Any sports fan can attest to the power of the game. It’s an unbridled passion that can unite us. But one act of unity at a Seattle Seahawks preseason game against the Oakland Raiders may remind you just how far a little kindness can go.
Donovan Shaw, 8, was attending the game with teammates from his junior football team, the Benson Bruins, when he noticed a young boy walking around the stands. The staff at the event assured the young boy that his father would be there soon to watch the game with him, but he still had tears in his eyes. The boy’s seats were rather high, and according to Donovan’s mother, Dana Clark, he was afraid of heights.
That’s when Donovan walked up to the boy and invited him to sit with him and his team until his father arrived.
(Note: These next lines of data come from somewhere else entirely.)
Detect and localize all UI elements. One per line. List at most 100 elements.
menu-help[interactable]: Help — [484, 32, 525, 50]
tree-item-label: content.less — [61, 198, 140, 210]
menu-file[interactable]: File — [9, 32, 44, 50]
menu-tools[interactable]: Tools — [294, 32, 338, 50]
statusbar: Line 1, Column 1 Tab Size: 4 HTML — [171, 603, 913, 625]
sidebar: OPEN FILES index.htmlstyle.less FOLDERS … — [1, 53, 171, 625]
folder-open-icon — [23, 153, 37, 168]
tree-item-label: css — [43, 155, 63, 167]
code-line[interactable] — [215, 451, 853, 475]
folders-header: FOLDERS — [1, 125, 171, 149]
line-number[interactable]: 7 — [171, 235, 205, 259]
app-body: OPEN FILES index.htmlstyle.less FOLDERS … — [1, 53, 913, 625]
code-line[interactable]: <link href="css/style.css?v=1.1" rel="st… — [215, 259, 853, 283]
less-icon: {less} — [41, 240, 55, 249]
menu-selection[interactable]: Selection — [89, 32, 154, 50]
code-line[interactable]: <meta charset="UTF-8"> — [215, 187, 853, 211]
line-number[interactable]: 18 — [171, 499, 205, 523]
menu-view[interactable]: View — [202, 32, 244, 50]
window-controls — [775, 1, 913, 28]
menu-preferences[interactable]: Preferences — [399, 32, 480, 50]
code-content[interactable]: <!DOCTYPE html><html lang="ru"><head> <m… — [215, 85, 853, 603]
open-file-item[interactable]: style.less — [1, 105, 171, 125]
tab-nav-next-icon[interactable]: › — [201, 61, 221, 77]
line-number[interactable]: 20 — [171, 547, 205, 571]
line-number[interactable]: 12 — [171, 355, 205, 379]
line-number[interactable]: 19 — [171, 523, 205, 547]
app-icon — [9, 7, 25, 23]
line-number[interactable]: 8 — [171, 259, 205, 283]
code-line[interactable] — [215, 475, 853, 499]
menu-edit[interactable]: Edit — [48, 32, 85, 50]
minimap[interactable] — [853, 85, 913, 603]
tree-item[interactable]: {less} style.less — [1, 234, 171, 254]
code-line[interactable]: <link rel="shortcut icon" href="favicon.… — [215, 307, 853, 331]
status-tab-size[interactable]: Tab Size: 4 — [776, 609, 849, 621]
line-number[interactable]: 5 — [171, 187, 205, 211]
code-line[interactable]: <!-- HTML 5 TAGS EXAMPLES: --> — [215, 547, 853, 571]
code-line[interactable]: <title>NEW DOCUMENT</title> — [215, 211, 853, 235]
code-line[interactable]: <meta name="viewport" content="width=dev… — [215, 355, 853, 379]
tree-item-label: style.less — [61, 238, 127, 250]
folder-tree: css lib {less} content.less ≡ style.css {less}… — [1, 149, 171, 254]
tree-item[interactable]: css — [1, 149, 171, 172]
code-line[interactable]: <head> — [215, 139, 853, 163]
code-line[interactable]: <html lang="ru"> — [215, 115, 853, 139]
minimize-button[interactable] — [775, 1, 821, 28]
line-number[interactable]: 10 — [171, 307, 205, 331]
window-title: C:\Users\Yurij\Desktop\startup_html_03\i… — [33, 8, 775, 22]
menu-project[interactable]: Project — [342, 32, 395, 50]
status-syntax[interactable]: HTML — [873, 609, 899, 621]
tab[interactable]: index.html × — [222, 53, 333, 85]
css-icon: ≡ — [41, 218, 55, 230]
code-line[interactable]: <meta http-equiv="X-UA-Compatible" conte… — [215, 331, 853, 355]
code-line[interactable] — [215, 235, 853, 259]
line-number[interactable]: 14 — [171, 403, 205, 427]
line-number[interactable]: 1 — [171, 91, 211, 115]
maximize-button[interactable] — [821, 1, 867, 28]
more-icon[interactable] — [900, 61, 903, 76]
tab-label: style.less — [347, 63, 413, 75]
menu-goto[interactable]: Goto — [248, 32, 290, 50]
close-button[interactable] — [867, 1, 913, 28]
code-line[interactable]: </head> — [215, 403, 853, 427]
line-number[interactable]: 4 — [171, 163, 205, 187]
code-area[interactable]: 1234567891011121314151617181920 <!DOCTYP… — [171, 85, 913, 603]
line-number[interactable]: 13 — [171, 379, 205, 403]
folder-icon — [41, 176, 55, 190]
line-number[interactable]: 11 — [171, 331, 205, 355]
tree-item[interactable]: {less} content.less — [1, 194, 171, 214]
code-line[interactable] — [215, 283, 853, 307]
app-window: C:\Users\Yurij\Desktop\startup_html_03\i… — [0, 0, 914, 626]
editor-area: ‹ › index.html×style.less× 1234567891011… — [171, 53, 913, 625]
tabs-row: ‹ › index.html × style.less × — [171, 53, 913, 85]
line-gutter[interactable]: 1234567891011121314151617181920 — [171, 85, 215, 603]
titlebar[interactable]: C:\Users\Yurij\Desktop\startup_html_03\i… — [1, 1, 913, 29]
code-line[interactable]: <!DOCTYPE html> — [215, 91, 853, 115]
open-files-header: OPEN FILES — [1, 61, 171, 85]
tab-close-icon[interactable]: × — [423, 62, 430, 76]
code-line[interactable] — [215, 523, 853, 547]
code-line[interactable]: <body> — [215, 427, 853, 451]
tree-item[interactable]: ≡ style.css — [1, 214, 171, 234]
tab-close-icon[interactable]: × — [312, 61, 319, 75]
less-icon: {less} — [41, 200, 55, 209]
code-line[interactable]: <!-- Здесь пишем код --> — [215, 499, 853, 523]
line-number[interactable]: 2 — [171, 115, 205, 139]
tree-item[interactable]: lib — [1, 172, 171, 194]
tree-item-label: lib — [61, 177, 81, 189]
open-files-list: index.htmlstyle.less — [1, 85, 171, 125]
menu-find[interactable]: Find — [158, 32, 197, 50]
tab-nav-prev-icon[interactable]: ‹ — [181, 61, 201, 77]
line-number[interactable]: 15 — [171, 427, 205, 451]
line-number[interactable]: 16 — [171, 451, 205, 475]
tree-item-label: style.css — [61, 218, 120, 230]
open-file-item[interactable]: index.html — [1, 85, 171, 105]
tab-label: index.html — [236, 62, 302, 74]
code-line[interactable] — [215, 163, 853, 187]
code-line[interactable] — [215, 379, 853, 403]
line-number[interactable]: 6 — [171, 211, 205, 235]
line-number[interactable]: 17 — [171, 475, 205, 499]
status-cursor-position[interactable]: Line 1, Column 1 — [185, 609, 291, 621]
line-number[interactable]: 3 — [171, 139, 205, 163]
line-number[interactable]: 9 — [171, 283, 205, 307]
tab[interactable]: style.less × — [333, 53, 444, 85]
Donovan was quick to take the boy under his wing and help explain the game that he loves. Another Seahawks fan was able to capture the moment, which she shared on Facebook.
“I asked him to sit down because I wanted him to feel better,” Donovan told Seattle Medium. “He didn’t know which one Russell Wilson was, so I showed him where Wilson was and other players.”
Dana wasn’t at the game yet, but when she found out what her son did for another person, she wasn’t surprised, but it did warm her heart. “That’s just how he is,” she told Yahoo Lifestyle. “He loves everyone and just wants to be friends with everyone. He saw a little boy tearing up. … Donovan pulled him down and talked him through it, comforted him for about 20 minutes.”
Donovan more than likely picked up his kindness from his mother. “His heart is always in the right place. I’m similar, I have a soft heart,” she told Yahoo Lifestyle. “I am very proud of him, it was a very mature thing. He’s my baby, he’s my little 8-year-old baby.”
Dana said that her son, now a third-grader, used to ask her why she would stop and speak to people she didn’t even know. She told him, “It does not cost you anything to be nice to someone. As a matter of fact, it will make you feel good to make other people feel good.”
Donovan shared that wisdom with the other young boy at the game. “I told him it was going to be OK because you should help people when they’re sad,” he said.
The Seahawks are honoring Donovan’s act by giving him two sideline passes to an upcoming game against the Rams, but he didn’t realize befriending another child would garner that type of praise.
“It is just in him, he wasn’t even aware of what he did,” Joyce Clark, Donovan’s grandmother, told Seattle Medium. “He just did it because it’s in his heart.”